3. Select a few new vegetarian dishes you’d like to try. Page through any issue of VT, and experiment. Try stuffed winter squash, black bean enchiladas, eggplant manicotti, pan-grilled portobellos, avocado sushi, grilled polenta with asparagus smothered in spicy tomato sauce—you name it. Once you’ve found three new main dishes you like, you’re set. You now have nine meals that you enjoy and that happen to be vegetarian and healthful. That’s more than enough to keep you going for a while.

Is it better to go cold turkey or ease into it? Will my body react to the change in my diet? Will it even “rebel” by craving meat?

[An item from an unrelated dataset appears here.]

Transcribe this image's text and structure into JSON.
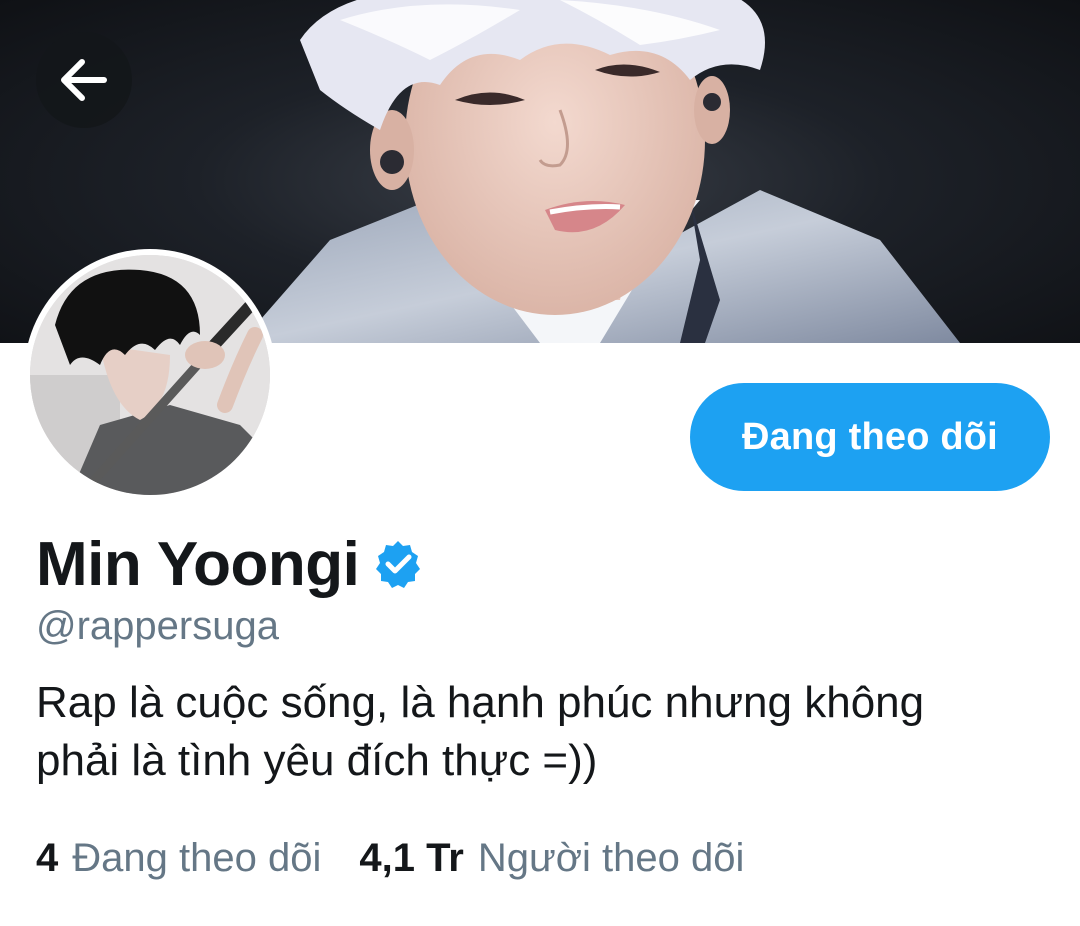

Some people prefer to change their diets gradually. However, just as jumping into a swimming pool lets you get used to the water faster than easing in inch by inch, jumping into a new diet helps your taste buds adjust faster. If you have ever switched from whole milk to nonfat, you know that the lighter variety tastes odd at first. But within a week or two, you totally adapt—and wouldn’t go back.

The same is true when you lighten your whole diet.If meat cravings hit—which happens to about one in 10 people—it helps to have a ready supply of meat substitutes on hand, such as soy “sausages” and veggie “cold cuts.” If you get a little gassy from the extra beans that are part of most vegetarians’ diets, just reduce the amount for a while. Try different kinds, too—smaller beans such as lentils or black beans are easier to digest. Then work your way up to the larger beans, such as pintos and great Northern beans. Also, be sure beans are well-cooked. Ditto for cruciferous vegetables such as broccoli, cabbage or Brussels sprouts. Like beans, they can give you a little intestinal challenge at first, particularly if they’re lightly cooked or raw.

When will I see the health benefits of a vegetarian diet?

Making a complete switch also makes the health rewards come faster. Specifically:

You should begin to see a little weight loss within the first week or so. Even without counting

calories, it’s common to lose about one pound per week until you approach your ideal weight and reach a plateau. To help things along, keep oily foods—french fries, peanut butter, salad dressings—to a minimum.

Cholesterol levels usually improve over eight to 10 weeks. Many people on cholesterol-lowering drugs will be able to reduce their doses or even eliminate their medicine within that time, but let your doctor guide you. Be sure to include foods in your diet that are high in cholesterol-lowering soluble fiber, such as oatmeal at breakfast, beans at lunch and barley at dinner.

High blood pressure improves gradually, with significant results apparent in about six weeks. The effects (which are partly due to the potassium in vegetables and fruits) can really add up: Even back in 1984, three-quarters of people taking high blood pressure medications in a Scandinavian study were able to discontinue their drugs within one year of adopting a vegetarian diet.

And there are other benefits. People who are bothered by constipation usually see it clear up within a day or two. People with type 2 diabetes watch their blood sugar levels improve dramatically. And almost everyone reports feeling lighter and healthier overall. There’s nothing to lose.